Следующие сорок минут Марк провел в коридоре. Михаил Николаевич дерзость не ценил ни в каком виде и искренне считал, что в детях ее надо искоренять любыми доступными способами.

Когда прозвенел звонок, я с тоской посмотрела на свой исписанный с двух сторон листочек – закончились мои сорок минут спокойствия, нужно было возвращаться в свою жизнь, в свои переживания. Сдав работу учителю, я вышла в коридор. Сразу же на глаза мне попался Марк, окруженный толпой одноклассников. Он порывисто жестикулировал и что-то говорил. Круг рядом с ним то и дело взрывался смехом. Не трудно было догадаться, что высмеивали они недавний урок. Наверняка Марк превратил этот досадный эпизод в забавную историю.

Я стояла и так долго смотрела на Марка и на окружающих его одноклассников, что мир словно стал выворачиваться наизнанку. Я моргнула. Смех со стороны Марка раздражал, так что я быстро ушла в тихий уголок.

Мимо меня прошла Тоня с подружками. Я тут же окликнула ее, потому что знала, что у нее точно есть пленочный фотоаппарат и, значит, она могла бы помочь разобраться с моим.

– Слушай, у тебя какой-то другой фотоаппарат, – сказала она, когда я достала свою «Смену» из рюкзака.

– Да?

– Угу. У тебя прямо механический, наверно. У меня-то мыльница из 90-х, она автоматическая. Я туда только пленку вставляю и больше ничего не делаю.

– А с механическими ты не умеешь обращаться?

– Не-а. Вообще понятия не имею, как там все работает.

Я расстроилась: «Что за бесполезная покупка!»

– Слушай, – задумчиво сказала Тоня, – а сходи к школьному фотографу. Мне кажется, он точно что-то в старых фотиках понимает.

– Ты думаешь?

– Ему лет за шестьдесят. Как-то же он учился фотографировать до изобретения нормальных фотиков.

– Да, спасибо.

Я убрала «Смену» в рюкзак с мыслью, что совершенно зря потратила пятьсот рублей.

6

В последние выходные октября родители затеяли уборку на даче. Уже наступали холода, зимой мы на даче не бывали, и, чтобы весной было приятно возвращаться, родители всегда в последний приезд устраивали Великую генеральную уборку.

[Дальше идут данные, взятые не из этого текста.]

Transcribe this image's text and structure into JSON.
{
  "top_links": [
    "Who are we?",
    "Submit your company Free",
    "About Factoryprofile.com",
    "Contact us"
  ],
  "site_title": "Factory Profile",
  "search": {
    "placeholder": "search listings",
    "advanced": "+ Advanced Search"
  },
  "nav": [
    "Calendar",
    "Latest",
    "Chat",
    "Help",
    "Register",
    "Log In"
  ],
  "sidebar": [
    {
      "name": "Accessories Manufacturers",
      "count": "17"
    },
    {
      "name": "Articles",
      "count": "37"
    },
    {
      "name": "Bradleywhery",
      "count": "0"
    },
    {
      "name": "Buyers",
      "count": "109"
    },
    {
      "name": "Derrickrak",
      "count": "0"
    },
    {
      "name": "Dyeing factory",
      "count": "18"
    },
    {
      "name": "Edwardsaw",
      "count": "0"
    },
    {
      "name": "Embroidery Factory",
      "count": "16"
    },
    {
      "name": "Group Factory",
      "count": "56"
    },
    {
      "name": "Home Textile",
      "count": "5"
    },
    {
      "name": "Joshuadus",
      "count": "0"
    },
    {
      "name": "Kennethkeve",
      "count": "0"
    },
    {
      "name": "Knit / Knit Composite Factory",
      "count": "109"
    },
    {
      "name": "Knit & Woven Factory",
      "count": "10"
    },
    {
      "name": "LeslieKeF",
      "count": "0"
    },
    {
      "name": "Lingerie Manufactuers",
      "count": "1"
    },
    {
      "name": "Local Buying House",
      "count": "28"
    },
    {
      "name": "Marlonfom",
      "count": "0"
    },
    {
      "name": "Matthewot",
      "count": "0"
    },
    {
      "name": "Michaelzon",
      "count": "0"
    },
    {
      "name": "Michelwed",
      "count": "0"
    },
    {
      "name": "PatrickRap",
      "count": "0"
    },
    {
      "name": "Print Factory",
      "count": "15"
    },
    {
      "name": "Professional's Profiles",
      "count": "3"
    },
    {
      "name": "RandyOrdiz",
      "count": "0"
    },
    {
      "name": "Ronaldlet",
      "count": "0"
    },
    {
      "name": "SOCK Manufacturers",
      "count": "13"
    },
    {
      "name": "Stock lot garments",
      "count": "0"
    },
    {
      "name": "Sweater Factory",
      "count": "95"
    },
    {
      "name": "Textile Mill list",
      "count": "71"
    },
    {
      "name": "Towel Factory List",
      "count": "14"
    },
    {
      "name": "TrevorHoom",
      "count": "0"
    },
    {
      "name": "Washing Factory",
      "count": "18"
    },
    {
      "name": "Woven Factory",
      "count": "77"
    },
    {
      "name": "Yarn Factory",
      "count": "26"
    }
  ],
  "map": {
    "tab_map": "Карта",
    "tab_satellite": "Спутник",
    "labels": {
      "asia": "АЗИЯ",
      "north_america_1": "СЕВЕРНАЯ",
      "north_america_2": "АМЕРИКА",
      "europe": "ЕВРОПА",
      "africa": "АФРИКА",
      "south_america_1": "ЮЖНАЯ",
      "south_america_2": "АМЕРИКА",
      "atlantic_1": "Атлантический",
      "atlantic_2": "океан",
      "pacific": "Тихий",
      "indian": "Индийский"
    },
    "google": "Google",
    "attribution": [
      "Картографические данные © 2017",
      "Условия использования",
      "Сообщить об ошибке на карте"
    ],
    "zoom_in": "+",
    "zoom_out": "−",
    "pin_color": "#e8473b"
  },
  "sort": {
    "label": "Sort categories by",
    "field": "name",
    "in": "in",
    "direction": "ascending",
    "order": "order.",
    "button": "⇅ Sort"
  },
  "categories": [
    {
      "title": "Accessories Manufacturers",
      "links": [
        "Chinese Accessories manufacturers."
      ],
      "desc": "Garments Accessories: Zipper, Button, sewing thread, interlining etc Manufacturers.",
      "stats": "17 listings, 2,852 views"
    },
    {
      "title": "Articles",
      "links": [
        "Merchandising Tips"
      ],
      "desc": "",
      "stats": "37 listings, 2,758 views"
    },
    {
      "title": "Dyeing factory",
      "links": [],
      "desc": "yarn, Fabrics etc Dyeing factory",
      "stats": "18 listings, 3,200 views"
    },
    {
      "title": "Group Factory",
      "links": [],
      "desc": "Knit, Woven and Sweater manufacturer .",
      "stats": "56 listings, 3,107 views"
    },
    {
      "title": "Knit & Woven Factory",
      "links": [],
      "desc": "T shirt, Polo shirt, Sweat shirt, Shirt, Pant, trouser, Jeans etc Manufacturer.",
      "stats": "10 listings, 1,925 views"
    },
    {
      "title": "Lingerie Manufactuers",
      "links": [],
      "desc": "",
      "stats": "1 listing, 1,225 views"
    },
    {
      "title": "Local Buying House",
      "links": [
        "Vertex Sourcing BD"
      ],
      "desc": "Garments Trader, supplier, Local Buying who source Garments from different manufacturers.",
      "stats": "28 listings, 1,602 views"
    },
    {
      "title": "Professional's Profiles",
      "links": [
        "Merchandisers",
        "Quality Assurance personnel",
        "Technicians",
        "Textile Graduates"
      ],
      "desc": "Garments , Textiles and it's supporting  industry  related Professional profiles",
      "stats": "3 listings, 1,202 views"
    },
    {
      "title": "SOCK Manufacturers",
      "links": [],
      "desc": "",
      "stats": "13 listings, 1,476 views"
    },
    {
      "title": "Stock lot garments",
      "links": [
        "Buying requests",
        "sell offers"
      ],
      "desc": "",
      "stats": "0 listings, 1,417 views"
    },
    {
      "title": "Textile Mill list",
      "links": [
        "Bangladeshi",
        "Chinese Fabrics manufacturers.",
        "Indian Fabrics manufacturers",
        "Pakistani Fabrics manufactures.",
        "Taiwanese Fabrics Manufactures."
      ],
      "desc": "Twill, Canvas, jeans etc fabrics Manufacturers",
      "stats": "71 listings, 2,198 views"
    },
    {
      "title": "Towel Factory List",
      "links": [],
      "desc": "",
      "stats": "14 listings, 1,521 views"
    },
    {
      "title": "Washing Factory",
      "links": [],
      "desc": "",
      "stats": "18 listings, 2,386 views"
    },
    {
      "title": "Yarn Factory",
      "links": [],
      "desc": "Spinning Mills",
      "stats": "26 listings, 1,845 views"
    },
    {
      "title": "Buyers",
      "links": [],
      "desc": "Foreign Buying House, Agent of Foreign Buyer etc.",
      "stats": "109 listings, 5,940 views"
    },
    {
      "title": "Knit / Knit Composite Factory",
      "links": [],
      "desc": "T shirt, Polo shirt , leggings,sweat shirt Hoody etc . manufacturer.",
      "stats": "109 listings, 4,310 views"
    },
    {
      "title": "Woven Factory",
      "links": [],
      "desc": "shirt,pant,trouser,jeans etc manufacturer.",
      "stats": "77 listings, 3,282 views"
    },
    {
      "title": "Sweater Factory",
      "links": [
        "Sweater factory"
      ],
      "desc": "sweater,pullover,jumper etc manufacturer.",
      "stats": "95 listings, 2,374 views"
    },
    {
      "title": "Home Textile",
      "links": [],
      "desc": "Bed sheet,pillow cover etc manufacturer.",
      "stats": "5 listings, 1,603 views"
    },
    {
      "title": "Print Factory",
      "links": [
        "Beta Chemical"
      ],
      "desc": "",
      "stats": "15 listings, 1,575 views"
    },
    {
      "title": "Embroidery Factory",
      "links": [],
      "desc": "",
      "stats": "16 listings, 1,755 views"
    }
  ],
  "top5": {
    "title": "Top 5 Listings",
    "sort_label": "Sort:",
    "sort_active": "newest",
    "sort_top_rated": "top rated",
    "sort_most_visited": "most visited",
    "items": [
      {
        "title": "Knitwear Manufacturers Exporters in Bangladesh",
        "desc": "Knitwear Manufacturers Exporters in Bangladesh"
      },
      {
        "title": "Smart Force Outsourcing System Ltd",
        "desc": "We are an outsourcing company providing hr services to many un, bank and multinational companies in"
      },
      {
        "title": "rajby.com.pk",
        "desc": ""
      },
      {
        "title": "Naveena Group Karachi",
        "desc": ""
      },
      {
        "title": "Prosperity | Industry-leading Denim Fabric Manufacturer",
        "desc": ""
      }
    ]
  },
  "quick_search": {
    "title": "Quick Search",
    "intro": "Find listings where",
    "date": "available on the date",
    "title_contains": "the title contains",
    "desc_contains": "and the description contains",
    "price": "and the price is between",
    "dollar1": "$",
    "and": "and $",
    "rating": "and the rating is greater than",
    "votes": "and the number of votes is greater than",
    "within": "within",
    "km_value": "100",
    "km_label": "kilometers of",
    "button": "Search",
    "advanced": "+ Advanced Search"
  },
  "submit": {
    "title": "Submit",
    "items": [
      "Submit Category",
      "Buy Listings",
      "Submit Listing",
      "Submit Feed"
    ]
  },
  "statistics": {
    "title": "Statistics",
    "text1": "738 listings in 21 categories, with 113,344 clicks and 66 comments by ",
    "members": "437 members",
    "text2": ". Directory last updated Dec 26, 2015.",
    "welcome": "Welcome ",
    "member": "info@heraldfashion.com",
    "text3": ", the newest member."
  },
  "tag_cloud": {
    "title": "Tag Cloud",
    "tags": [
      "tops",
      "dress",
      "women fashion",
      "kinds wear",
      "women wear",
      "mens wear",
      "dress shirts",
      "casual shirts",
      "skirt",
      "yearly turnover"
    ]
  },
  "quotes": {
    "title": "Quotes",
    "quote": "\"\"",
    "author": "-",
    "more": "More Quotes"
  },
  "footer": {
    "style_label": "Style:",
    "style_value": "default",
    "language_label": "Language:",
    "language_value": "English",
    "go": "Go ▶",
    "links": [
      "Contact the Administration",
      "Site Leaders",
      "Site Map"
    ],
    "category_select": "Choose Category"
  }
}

Я вытирала пыль на полках, когда наткнулась на старый фотоальбом. В детстве я любила рассматривать фотографии из него. Забыв про тряпку, я уселась тут же на полу, поближе к слабенькому старому обогревателю. Подула на сухие холодные руки и открыла фотоальбом. На первых страницах было несколько снимков незнакомых мне людей и детей, а потом я увидела молодую кудрявую женщину с широченной улыбкой – бабушку. И еще много-много страниц было посвящено ее самым разным портретам: бабушка спит, бабушка с моим папой, еще маленьким, бабушка стоит около Кремля в дубленке и меховой шапке, бабушка выглядывает из-за ветвей березы. И мое любимое – совместное фото бабушки и деда: она сидит у него на коленях, а он держит ее лицо и страстно, как в советских фильмах, целует. Папе эта фотография почему-то не нравилась, он морщился, когда видел ее. А у меня становилось тепло на душе. «Что плохого в любви?» – всегда удивлялась я. Но мысль о любви в тот раз меня не захватила, потому что я вдруг осознала, что могу видеть целый момент прошлого, которого уже нигде нет. Бабушка умерла от рака три года назад, а дедушка не смог без нее и ушел мирно во сне в их кровати через месяц.

И вот, сидя у обогревателя на даче, я видела мгновение любви, хотя уже давно умерли люди на фото и те, кто наблюдал этот момент вживую. Вдруг вся фотография стала для меня какой-то другой. Я смотрела на нее, но видела большое чудо.

«Фотоаппарат сумел остановить мгновение и подарить его мне, мне, тому, кто живет спустя шестьдесят лет! – подумала я. – А как красиво смотрится пленочный черно-белый цвет, какой энергией дышит кадр!.. – Я открыла галерею в телефоне и посмотрела на последнее фото родителей, а затем снова на старое фото бабушки и дедушки. – Да, непередаваемая энергия от пленочного снимка». Мне вдруг показалось, что какой-то нежно-желтый и даже белый свет исходил от старой фотографии и не позволял мне отвести взгляд.